Che: Part Two – The Guerrilla
To be completely honest, it was difficult for me to want to drive 40 minutes to a theater showing the second part of Steven Soderbergh’s massive biopic on Ernesto ‘Che’ Guevara. The first film was well done, the realism was at times frightening, but often, it felt like I had just watched two hours of Benicio Del Toro walking through the jungle. I attribute a large portion of this feeling due to the fact I was aware of the result of Che’s guerrilla efforts to over throw the Batista regime (somewhat ironically to replace them with a new kind of a dictator named Fidel Castro) before going into the film. What I didn’t know, is how Che spent the rest of his life, which part two covers in great detail.
Che: Part 2 starts out explaining that one day, shortly after Castro came into power, Che simply disappeared. No one, not even his wife knew exactly where he was, or what happened. An understandably troubled Cuba was comforted by the reading of a personal letter from Che to Fidel that explained it was time for him to leave Cuba to help a different oppressed people. The film skips to one year later.

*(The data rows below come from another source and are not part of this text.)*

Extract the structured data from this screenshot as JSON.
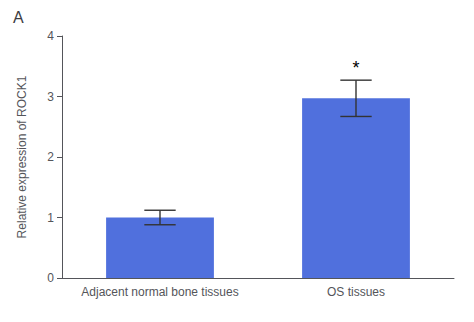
{
  "chart_data": {
    "type": "bar",
    "title": "A",
    "ylabel": "Relative expression of ROCK1",
    "categories": [
      "Adjacent normal bone tissues",
      "OS tissues"
    ],
    "values": [
      1.0,
      2.97
    ],
    "errors": [
      0.12,
      0.3
    ],
    "ylim": [
      0,
      4
    ],
    "yticks": [
      0,
      1,
      2,
      3,
      4
    ],
    "grid": false,
    "annotations": [
      {
        "text": "*",
        "category": "OS tissues"
      }
    ]
  }
}
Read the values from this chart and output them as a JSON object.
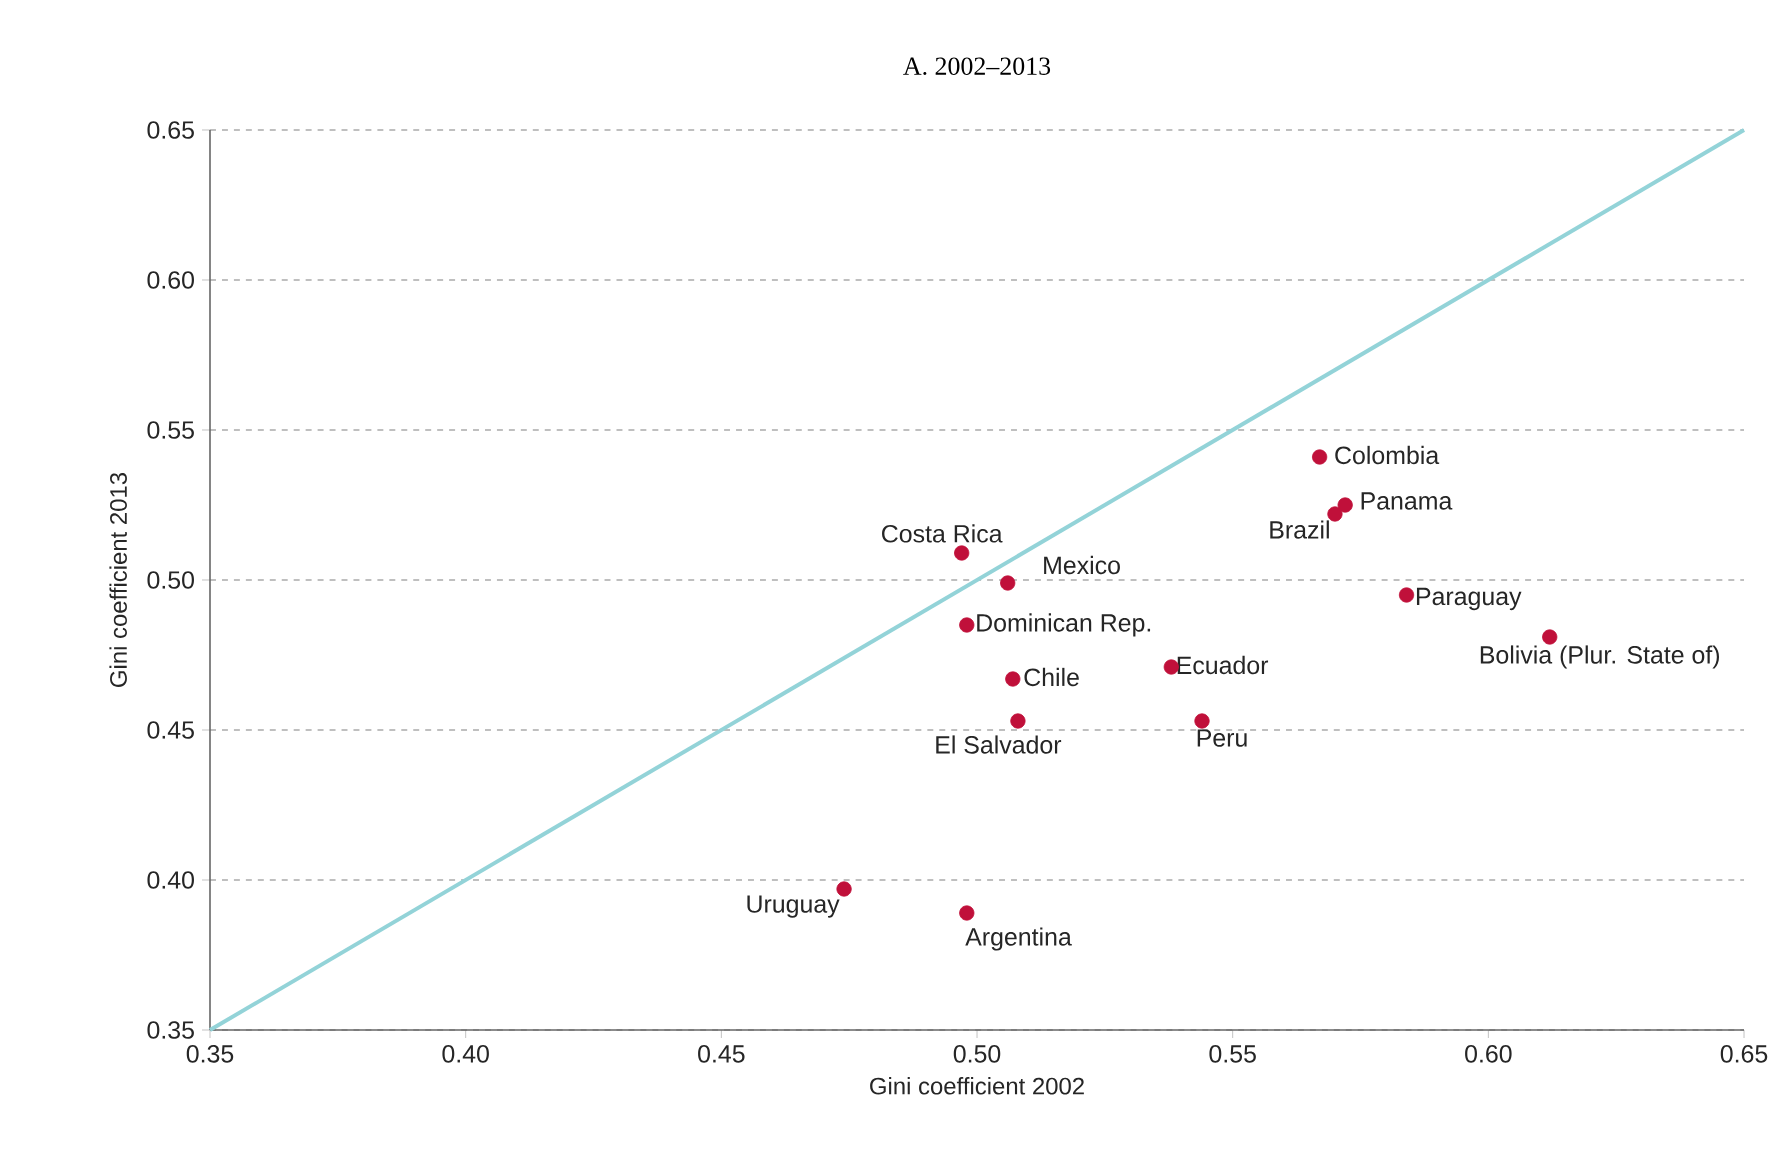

Che, with the use of fake teeth and the impression of male pattern baldness, sneaks into the country of Bolivia as a special representative of the Organization of American States. Only a few of his most trusted men are informed of his real identity, fearing that a revolution led by a foreigner would not be well supported. He begins organizing a guerrilla troops to overthrow the Bolivian government that denied their citizens the most basic necessities. A small amount of time is also dedicated to throwing punches at the US involvement with the Bolivian government at the time. Just for good measure I’m sure.
The look, feel and tone of the film perfectly matches part one (this is understandable since it used to be one movie). However, Che’ part two is much darker. It’s the story of truly great revolutionary slowly being beat down. The film is brilliantly shot, capturing beautiful and harsh landscapes, intimately detailing the life of a guerrilla (Soderbergh played cinematographer as well). While part two is slightly more dramatic than part one, it still suffers from a lack of tension. You don’t quite feel the struggle that the characters, and the countries they are fighting for experience. This flaw is corrected in the last twenty five minutes that will capture every viewer’s attention. It’s this ending that makes the four hours worth it. Benjamin A. van der Veen assisted Peter Buchman (who wrote the screenplay for part one) in writing part two’s script. Del Toro’s performance is terrific, but even more impressive and inspirational, is Che’s life, and belief that all deserve human rights. You’ll be enraptured with him until the credits start rolling. Somewhat confusing is the 90 second cameo of Matt Damon playing a German priest insisting the guerrillas take their fight somewhere else. Up until that point, I felt like I was in Bolivia with these men, and all of the sudden, Matt Damon walks on the set. It completely disrupted the film’s realism. Not to mention the constant appearance of Franka Potente (who played Jason Bourne’s girlfriend). This misstep aside, the film is nearly flawless. Hats off to Mr. Soderbergh for having the huevos to make such a beast of a film.